Hello on Monday. No blogging over the weekend, as Dove Avenue is disconnected from the internet. We had to move out of the den last week, as the renovation moves on (even a snail's pace has forward movement, given a hundred years more or less). In pulling the computer out of the den, I dropped the modem. So when trying the hook up from elsewhere in the house, we could not get the modem to work.
However, last week did see the kitchen progress to the point where the kitchen people could actually come in and make their final measurements. And then, with the measurements in hand, yesterday we spent most of the afternoon with the kitchen specialist at Home Depot with whom we first worked well over a year ago, finalizing those plans. It will be at least four weeks before the cabinets are ready to ship. In the meanwhile, we need to get back with the tile company and see just when we can get them over to do their work.
Last week the plumber finished his outside work, connecting the bathroom in the new bedroom to the sewer line. (Sewer line entry point on NE corner of lot. New bathroom on SW corner of lot. House in between. Of course.)
We understand that the rarely seen bird in Miami Springs, the building inspector, came by last week and approved the drywall installation. Now we wait again for the plasterers to come and do their work.

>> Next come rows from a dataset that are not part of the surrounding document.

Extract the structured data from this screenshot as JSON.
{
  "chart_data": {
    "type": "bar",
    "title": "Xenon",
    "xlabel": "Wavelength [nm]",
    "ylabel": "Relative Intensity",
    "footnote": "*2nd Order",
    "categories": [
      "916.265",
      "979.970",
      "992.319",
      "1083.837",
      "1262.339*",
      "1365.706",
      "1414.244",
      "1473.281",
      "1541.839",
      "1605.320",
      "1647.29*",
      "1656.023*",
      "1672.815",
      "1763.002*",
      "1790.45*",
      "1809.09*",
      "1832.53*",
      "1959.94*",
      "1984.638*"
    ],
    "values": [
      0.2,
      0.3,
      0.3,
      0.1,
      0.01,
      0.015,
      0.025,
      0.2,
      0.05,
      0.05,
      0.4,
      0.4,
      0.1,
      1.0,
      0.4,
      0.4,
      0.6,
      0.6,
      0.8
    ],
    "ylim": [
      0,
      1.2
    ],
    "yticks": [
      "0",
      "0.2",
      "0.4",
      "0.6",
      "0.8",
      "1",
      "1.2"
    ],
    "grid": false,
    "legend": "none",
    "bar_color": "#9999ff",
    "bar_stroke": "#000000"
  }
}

Friends of ours have a publishing company which publishes, among other things, the River Cities Gazette. Their building burned to the ground last week with everything in it. Two of their staff, fortunately, had a lot of data on their laptops and the laptops were not there at the time. But they have no place to office, no computers, and a lot of their management data went up in smoke. Carol thinks a lot about what a disaster would do to our office, and we fully back up everything each day, taking a tape home with us. We will probably do more. Many large firms have duplicate computer systems at a branch office out of Miami. One can spend a lot of money on disaster planning, but what has happened to our friends make us think that a reasonable amount of money on such contingencies is well spent. But what is "reasonable"?
I was able to spend some time with the Elecraft. I have by now populated two of the three major printed-circit ("PC") boards with their respective components and am at the point where one is to pre-assemble the PC boards for some test and alignment steps, preceded by the "smoke-test", as I reported earlier. So this weekend I did the pre-assembly, and I plugged in the unit - no smoke! Instead, I heard the relays do their preliminary boot, I saw the proper read-out appear on the front panel, and my subsequent button pushing and knob twisting, as required, yielded the appropriate results. (There are many buttons and knobs on the front panel - oh the joy of it!)
The next part of this particular stage is to assemble some test probes, and I completed one of them, an RF probe. This is a device that one connects to his DMM (digital multi-meter). (A DMM is a store-bought unit.) When one touches the probe to a particular point in the circuit, where RF (radio frequency energy) is supposed to be present, the probe detects the RF and converts it into DC voltage. The voltage runs along the leads to the DMM, and the DMM measures what has been detected.
One of the very interesting thing about this kit is that it supplies such probes. The creators of the kits think enough of their product and of the people who build them to provide a means for us amateurs to be so deliberately involved in the construction. Once I complete building these probes, I will use them to test various parts of the circuits I have built to date, to see whether the appropriate voltages and currents appear in the right places.